Première mesure précise de la température du fond de rayonnement cosmologique à une époque reculée.

Une équipe formée de R. Srianand, chercheur de l'IUCAA en Inde, de Pasquier Noterdaeme, doctorant à l'Institut d'Astrophysique de Paris (IAP), de Cédric Ledoux de l'observatoire européen austral (ESO) au Chili et de Patrick Petitjean de l'IAP, a détecté pour la première fois, en absorption, du monoxyde de carbone dans une galaxie située à environ 11 milliards d'années lumière, une détection espérée depuis 25 ans. Cette détection a permis aux astronomes d'obtenir la mesure la plus précise de la température du fond diffus cosmologique à une époque aussi reculée. Les résultats sont présentés dans une Lettre à l'Editeur dans "Astronomy & Astrophysics", 482, L39 (2008).

L'équipe d'astronomes a pointé pendant plus de 8 heures le spectrographe UVES du télescope européen VLT (Very Large Telescope) en direction d'une galaxie située à un décalage spectral z=2.42, ce qui correspond à une distance de la Terre d'environ 11 milliards d'années lumière [1].

Le seul moyen de détecter cette galaxie consistait à détecter l'absorption que son gaz interstellaire produit dans le spectre d'un quasar d'arrière-plan, encore plus lointain [2]. Les quasars sont ici utilisés comme des phares dont le faisceau sonde l'Univers. Les nuages de gaz interstellaires dans des galaxies situées entre un quasar et nous, sur la même ligne de visée, absorbent une partie de la lumière émise par le quasar. Le spectre résultant présente alors des zones sombres qui peuvent être attribuées à des éléments bien connus et éventuellement à des molécules.

Grâce à la puissance du VLT et à une soigneuse sélection de l'objectif - qui a été choisi parmi environ dix mille quasars - l'équipe a pu découvrir la présence d'hydrogène moléculaire et de monoxyde de carbone (CO) dans le milieu interstellaire de cette galaxie lointaine. C'est la première fois que CO est détecté le long de la ligne de visée d'un quasar.
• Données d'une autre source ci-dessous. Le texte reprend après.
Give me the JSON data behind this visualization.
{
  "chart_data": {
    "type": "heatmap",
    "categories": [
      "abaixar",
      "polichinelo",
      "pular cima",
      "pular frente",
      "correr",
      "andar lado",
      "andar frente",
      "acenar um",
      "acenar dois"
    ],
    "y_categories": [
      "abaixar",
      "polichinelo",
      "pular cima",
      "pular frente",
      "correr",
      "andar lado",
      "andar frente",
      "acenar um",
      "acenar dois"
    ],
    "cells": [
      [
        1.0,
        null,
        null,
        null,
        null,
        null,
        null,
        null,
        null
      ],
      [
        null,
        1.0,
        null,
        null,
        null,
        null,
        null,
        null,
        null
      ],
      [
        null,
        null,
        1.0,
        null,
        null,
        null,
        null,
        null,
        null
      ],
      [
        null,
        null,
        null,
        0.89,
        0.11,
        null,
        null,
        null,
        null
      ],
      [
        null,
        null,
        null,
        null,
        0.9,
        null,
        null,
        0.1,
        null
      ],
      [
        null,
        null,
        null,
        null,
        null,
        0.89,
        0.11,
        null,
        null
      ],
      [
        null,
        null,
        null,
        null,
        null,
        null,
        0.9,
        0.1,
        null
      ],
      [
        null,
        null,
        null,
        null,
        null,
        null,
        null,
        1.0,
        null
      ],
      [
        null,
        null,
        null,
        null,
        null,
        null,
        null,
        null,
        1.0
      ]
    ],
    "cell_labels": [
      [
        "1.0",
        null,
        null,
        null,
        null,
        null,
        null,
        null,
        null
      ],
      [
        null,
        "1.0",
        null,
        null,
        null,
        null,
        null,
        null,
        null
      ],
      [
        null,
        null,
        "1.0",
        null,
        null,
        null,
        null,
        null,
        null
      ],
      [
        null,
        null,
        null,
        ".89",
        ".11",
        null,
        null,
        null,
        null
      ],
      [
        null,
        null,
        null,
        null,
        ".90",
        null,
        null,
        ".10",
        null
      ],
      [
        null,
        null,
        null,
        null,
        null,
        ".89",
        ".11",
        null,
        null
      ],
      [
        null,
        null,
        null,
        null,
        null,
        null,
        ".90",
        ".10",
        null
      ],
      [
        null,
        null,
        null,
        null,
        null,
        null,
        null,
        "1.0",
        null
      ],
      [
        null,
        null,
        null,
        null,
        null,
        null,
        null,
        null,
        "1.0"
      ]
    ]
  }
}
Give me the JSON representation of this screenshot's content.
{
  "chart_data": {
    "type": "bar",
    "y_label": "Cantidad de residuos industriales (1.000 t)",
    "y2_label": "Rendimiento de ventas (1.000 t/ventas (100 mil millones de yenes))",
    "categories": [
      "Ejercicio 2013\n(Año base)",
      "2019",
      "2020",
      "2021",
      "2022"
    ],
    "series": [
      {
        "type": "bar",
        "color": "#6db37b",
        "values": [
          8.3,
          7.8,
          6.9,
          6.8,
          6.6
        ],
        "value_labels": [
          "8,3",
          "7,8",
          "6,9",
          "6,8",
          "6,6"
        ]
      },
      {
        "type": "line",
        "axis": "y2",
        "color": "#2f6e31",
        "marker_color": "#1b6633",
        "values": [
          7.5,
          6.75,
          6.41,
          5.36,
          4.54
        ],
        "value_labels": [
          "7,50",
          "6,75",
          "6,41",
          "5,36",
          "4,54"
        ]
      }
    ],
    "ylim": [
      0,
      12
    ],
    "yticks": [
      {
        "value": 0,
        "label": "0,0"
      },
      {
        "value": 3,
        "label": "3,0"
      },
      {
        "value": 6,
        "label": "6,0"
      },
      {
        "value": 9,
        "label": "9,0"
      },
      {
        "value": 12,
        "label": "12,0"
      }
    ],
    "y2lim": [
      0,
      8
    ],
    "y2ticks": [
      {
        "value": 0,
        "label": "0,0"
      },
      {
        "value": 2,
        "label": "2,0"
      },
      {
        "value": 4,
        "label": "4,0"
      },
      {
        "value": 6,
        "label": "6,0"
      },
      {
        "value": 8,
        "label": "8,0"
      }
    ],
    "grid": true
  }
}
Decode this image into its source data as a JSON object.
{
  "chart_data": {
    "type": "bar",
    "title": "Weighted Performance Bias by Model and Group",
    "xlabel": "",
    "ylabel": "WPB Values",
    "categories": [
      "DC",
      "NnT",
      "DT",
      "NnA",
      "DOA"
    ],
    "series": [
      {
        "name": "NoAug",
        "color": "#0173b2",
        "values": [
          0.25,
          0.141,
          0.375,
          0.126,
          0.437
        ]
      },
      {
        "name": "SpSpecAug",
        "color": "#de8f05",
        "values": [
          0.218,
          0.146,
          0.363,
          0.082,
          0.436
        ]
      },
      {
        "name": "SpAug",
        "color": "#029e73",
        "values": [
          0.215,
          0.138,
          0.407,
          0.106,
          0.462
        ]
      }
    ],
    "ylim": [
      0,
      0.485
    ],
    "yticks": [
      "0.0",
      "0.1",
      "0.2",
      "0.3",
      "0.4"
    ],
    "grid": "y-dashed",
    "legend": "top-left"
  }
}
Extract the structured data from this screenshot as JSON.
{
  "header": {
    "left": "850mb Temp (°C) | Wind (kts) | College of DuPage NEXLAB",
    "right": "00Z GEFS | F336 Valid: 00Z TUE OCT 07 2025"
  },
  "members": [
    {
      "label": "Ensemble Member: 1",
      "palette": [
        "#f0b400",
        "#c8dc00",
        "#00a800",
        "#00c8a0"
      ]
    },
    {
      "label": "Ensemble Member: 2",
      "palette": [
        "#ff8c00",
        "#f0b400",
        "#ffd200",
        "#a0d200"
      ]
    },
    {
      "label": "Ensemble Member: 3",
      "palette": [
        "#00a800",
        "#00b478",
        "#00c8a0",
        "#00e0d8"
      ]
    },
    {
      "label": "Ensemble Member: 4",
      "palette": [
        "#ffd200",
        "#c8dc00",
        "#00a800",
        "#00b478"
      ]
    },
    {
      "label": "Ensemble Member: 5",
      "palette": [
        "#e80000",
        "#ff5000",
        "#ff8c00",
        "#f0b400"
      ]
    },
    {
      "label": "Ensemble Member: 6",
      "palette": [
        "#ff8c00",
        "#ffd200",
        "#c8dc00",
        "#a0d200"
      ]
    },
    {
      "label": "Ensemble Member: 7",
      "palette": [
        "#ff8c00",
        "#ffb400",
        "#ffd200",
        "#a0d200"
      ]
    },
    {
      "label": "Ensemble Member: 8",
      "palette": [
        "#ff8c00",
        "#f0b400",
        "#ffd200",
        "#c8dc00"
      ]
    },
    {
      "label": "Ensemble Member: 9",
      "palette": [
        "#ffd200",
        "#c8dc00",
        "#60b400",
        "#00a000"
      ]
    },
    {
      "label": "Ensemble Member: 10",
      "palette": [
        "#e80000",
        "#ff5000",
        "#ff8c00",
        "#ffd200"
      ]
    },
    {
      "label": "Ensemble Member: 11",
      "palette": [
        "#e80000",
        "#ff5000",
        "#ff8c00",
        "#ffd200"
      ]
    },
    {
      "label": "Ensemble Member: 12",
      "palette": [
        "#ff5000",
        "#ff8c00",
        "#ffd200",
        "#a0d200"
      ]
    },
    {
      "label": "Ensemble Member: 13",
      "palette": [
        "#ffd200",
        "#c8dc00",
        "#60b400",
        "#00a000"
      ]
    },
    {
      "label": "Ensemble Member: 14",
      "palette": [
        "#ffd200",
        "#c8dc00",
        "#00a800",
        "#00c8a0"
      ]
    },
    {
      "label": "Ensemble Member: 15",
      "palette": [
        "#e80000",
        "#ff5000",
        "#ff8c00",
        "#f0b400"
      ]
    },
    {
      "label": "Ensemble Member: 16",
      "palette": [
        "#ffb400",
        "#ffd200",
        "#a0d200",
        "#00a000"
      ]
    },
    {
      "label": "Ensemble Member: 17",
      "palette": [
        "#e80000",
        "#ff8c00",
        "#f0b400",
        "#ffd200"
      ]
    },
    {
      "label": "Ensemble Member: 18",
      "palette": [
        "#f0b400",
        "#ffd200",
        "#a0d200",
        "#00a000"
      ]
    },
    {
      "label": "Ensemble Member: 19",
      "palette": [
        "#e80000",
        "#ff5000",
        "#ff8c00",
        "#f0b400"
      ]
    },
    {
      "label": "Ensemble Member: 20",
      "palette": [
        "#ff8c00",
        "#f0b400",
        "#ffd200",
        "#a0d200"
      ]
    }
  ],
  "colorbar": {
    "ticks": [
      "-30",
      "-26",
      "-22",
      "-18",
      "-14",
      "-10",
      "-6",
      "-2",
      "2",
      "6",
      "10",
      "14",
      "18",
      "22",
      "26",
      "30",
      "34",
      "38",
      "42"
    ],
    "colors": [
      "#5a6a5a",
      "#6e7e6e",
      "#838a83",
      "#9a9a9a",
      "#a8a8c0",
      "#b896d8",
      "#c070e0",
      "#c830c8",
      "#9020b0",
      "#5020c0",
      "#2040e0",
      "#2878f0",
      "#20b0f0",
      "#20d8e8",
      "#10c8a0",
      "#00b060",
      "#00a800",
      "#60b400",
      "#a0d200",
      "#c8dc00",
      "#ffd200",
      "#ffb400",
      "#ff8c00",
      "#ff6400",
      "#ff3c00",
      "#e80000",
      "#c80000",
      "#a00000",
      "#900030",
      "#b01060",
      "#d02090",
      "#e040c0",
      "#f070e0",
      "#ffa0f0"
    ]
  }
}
La même équipe a déjà battu le record de la détection la plus lointaine d'hydrogène moléculaire, dans une galaxie vue telle qu'elle était lorsque l'Univers avait moins d'un milliard et demi d'années.

Le gaz interstellaire est le réservoir à partir duquel se forment les étoiles et est donc un composant très important des galaxies. De plus, l'état physique dans lequel se trouvent les molécules dépend fortement du taux auquel les étoiles se forment. L'étude détaillée de la chimie du milieu interstellaire est donc un outil important pour comprendre comment se forment les galaxies. A partir de leurs observations, les astronomes ont montré que les conditions physiques dans le milieu interstellaire de cette galaxie distante sont similaires à celles que l'on observe dans notre Galaxie, la Voie Lactée.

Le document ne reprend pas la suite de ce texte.